Earlier this year an amendment to the concealed-carry law allowing religious organizations to prohibit guns inside houses of worship went into effect.

The church gun-ban provision can be invoked by clergy pronouncing the policy over the pulpit or in a newsletter or publishing it in a general-circulation newspaper. Clergy must also register with the BCI, which will post on its Web site a list of churches, synagogues and other houses of worship barring guns.

But the Web site's list is empty, saying only that "no churches have notified BCI of their intent to prohibit firearms on their premises."

"To me, that means the permit holders can carry in the church unless (the gun owners) have agreed not to carry," said Joyce Carter, BCI firearms section chief. "That would be my interpretation of the law."

Sen. Mike Waddoups, R-Taylorsville, sponsored the amendment. He agrees that state notification is required for the law to kick in, but assumed that churches might not know that.

"That's probably part of the reason," Waddoups said. "The other reason is I think it's not a big issue in some of their minds. But I think as soon as there is an incident, then it will become an issue."

An earlier version of the law required churches to post "no gun" signs. Churches still doing so are complying with the spirit but not the letter of the law, Waddoups said, but added he believed a gun ban should be legally recognized in such cases.

The Episcopal Diocese of Utah was one of the few faiths that posted signs banning guns under the old law and has been active in seeking legal recognition of its right to impose such restrictions.

"It would be inaccurate to interpret the lack of registration (with the state) as indifference on the part of churches which have been so adamant" in opposition to guns in houses of worship, said Dan Webster, diocese spokesman. "What it shows is that churches have been gearing up (for the holidays) and doing their regular work."

The Episcopal Diocese is planning to register its gun ban with the state, he said.

Dee Rowland, spokeswoman for the Catholic Diocese of Utah, said the requirement of state registration is offensive.

"We haven't dealt with it because we feel like it is common sense that one wouldn't bring a weapon to church," said Rowland. "That we have to take an action to invoke that is repulsive to me."

The Mormon church endorsed the amendment during the 2003 legislative session, said Waddoups and others familiar with the legislation. The change was added to a bill clarifying that concealed-carry permit holders can have guns in public schools.
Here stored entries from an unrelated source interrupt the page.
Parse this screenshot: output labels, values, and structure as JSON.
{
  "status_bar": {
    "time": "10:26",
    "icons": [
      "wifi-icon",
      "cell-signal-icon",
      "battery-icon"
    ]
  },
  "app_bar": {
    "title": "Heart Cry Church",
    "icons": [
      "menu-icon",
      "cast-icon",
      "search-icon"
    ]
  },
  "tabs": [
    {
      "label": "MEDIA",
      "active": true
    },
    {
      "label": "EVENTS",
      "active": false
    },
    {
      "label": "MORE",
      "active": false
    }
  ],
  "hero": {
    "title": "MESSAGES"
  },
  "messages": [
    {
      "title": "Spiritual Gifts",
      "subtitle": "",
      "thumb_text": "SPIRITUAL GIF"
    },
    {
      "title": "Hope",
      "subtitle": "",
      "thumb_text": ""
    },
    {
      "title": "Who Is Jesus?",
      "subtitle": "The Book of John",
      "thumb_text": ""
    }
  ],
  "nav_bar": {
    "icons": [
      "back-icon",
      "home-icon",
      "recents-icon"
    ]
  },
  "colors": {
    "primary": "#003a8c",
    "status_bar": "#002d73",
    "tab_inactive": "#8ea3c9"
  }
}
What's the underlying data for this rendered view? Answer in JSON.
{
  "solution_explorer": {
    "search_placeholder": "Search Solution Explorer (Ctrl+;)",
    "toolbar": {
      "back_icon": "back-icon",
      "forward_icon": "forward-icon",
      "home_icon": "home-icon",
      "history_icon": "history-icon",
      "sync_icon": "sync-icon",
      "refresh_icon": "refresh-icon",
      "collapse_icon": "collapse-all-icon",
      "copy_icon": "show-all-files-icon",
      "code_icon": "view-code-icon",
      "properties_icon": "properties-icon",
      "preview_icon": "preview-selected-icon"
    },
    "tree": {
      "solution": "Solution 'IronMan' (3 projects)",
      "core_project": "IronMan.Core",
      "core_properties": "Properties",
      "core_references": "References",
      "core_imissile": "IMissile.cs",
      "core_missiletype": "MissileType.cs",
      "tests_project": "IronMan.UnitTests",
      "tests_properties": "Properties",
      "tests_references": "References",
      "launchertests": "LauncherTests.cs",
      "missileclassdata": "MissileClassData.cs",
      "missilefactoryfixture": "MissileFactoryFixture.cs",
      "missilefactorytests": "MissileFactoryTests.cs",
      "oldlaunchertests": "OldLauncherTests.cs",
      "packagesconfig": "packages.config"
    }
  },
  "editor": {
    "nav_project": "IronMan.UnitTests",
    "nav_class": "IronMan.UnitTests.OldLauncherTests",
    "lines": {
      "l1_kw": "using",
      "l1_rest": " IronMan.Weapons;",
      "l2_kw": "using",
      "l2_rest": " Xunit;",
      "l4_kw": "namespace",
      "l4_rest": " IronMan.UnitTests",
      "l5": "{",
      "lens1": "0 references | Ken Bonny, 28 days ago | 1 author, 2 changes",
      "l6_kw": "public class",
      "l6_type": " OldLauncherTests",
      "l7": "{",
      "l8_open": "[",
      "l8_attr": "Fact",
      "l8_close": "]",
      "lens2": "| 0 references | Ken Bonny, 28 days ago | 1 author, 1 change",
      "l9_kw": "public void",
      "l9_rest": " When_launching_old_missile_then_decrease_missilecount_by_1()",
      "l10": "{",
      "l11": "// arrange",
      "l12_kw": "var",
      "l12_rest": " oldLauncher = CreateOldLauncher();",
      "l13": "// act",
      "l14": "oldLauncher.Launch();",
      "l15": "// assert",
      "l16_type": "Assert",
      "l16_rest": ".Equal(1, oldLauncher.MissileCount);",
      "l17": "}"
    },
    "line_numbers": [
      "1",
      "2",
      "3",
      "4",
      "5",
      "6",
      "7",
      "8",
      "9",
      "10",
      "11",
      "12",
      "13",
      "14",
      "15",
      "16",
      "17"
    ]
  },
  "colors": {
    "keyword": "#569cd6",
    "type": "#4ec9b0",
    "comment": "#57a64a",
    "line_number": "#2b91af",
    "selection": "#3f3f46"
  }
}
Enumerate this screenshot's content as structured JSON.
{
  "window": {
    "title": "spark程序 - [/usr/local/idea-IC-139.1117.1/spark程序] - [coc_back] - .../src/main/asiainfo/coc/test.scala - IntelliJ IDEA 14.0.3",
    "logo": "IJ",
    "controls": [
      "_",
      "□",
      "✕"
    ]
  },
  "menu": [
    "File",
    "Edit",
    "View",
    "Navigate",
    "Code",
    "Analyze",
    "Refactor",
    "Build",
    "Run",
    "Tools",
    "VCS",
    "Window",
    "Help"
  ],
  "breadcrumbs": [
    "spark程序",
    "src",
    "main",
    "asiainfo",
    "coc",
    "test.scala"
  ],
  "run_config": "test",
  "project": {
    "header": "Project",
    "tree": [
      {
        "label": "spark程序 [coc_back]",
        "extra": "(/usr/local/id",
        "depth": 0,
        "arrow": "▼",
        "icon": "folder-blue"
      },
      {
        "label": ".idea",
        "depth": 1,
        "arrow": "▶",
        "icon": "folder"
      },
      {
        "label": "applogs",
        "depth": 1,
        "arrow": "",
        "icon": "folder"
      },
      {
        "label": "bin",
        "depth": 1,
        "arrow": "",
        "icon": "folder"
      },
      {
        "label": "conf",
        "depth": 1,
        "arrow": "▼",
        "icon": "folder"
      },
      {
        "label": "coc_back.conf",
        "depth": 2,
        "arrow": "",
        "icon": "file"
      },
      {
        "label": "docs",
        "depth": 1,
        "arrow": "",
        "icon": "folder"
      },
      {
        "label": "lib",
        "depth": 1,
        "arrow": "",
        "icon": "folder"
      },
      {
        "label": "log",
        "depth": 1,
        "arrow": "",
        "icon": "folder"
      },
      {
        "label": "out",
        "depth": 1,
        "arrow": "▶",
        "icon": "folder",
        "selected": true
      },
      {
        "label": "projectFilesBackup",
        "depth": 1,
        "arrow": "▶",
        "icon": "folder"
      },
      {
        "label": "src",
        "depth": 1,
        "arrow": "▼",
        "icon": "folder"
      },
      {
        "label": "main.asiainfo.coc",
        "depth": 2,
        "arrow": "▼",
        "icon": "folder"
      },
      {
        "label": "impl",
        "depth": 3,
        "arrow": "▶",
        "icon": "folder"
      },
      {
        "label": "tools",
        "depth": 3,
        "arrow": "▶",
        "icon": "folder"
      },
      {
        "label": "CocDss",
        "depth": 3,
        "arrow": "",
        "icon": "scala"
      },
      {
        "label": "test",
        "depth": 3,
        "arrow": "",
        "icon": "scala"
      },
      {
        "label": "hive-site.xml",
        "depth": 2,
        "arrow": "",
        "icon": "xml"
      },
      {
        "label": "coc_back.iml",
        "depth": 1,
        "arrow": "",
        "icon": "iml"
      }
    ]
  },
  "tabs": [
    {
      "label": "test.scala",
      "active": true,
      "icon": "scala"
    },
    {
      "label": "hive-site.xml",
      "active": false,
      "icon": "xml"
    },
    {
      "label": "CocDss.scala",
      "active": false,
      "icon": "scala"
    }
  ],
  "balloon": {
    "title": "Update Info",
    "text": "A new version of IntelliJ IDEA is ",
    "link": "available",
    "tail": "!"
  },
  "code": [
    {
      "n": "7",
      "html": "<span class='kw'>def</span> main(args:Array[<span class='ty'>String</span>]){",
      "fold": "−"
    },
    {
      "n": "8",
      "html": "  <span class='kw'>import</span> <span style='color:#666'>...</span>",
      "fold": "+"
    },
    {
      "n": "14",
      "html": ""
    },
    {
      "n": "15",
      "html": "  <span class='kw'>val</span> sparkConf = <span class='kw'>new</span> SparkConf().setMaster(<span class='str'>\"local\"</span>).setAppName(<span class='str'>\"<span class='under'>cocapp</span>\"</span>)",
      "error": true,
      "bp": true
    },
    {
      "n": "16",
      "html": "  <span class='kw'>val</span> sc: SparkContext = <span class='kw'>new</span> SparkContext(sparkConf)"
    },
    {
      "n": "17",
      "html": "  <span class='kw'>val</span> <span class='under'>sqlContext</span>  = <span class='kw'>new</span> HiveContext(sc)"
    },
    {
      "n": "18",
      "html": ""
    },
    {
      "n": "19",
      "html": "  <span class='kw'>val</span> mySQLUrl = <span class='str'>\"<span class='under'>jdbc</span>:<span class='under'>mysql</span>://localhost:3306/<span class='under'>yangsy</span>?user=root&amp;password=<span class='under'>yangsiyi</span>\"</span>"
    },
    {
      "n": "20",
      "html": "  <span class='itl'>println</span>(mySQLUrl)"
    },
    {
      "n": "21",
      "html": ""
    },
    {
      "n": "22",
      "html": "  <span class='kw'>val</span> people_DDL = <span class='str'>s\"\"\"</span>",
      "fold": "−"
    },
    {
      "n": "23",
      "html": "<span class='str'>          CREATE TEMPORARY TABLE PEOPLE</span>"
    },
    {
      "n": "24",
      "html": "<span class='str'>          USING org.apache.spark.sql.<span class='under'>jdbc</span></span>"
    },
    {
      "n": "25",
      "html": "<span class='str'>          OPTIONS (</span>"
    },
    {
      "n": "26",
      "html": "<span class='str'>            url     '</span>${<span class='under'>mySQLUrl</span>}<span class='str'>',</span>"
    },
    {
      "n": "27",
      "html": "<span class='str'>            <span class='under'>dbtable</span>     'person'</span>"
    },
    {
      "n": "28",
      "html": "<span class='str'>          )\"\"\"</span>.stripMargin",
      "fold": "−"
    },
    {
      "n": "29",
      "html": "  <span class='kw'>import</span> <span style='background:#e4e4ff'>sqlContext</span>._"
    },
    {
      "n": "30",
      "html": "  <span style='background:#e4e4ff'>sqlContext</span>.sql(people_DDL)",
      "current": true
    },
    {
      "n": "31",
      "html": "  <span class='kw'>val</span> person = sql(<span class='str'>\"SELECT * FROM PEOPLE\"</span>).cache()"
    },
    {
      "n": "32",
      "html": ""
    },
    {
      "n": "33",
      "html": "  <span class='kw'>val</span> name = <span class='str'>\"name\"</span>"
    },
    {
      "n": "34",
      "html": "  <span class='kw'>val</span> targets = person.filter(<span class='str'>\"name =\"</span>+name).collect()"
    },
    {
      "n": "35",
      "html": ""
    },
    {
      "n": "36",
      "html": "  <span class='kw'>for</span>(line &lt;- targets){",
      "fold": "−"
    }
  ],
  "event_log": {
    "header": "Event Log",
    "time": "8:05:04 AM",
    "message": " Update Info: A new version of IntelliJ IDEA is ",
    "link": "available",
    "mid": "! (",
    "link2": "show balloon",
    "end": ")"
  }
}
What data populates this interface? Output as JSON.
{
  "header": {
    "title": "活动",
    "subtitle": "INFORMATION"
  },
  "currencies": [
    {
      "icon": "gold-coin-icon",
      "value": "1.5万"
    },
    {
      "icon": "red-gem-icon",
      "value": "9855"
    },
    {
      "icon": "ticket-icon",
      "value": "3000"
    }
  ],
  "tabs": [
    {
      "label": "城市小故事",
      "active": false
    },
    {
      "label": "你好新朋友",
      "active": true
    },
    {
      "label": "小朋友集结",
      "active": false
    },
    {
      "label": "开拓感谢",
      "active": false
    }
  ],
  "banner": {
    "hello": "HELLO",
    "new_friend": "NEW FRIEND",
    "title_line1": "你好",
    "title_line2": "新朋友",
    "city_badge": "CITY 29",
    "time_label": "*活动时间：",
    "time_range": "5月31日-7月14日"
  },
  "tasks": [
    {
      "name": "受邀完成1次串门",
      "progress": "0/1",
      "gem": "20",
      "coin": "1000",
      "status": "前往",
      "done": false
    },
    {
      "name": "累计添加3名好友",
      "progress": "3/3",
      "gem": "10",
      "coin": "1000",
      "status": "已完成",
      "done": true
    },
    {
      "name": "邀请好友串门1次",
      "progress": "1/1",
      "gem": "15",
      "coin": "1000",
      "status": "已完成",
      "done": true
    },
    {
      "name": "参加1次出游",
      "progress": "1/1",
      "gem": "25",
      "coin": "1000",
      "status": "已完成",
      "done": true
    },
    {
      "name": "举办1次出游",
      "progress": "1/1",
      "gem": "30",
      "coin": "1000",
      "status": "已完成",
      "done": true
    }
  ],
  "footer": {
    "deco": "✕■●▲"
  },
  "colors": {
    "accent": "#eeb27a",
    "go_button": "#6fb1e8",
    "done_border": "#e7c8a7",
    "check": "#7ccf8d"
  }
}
The Church of Jesus Christ of Latter-day Saints is "evidently not" interested in invoking the legal prohibition, said Waddoups, "otherwise they'd be posted on the BCI Web site."

Top Mormon leaders several years ago issued a formal statement declaring that guns are not appropriate in houses of worship, although there is no mention of the issue in the handbook used by bishops of the faith.

Spokesman Dale Bills said Friday he had no immediate explanation of why the church has not invoked provisions of the law.

Gun-rights activist W. Clark Aposhian worked with Mormon church lobbyists in drafting the legislation, and expressed surprise that the denomination has taken no steps to legally trigger its own gun ban.

"Perhaps they have received enough input that they've decided this is an issue for another day," said Aposhian, chairman of the Utah Self-Defense Instructors Network. "Maybe they just don't see the need for it right now."

Aposhian disagrees with the notion that the state's registration requirement is offensive. "Otherwise, you have the government telling the church what it can or cannot do in its building. I don't like the government involved in religion."

Under the state's concealed weapons law and firearms act, concealed-weapon permit holders can carry their weapons "without restriction" except in areas that have security screening: large airports, prisons, jails and courtrooms.

In August, 3rd District Judge Robert Hilder ruled that the University of Utah's 25-year-old policy prohibiting firearms on campus does not run contrary to the law. Utah Attorney General Mark Shurtleff has filed notice that he will appeal the ruling to the state Supreme Court.

The high court likely would not hear arguments in the matter until after next year's legislative session. Waddoups has said he will carry a bill further clarifying lawmakers' authority and intent in regulating when and where concealed weapons may be carried.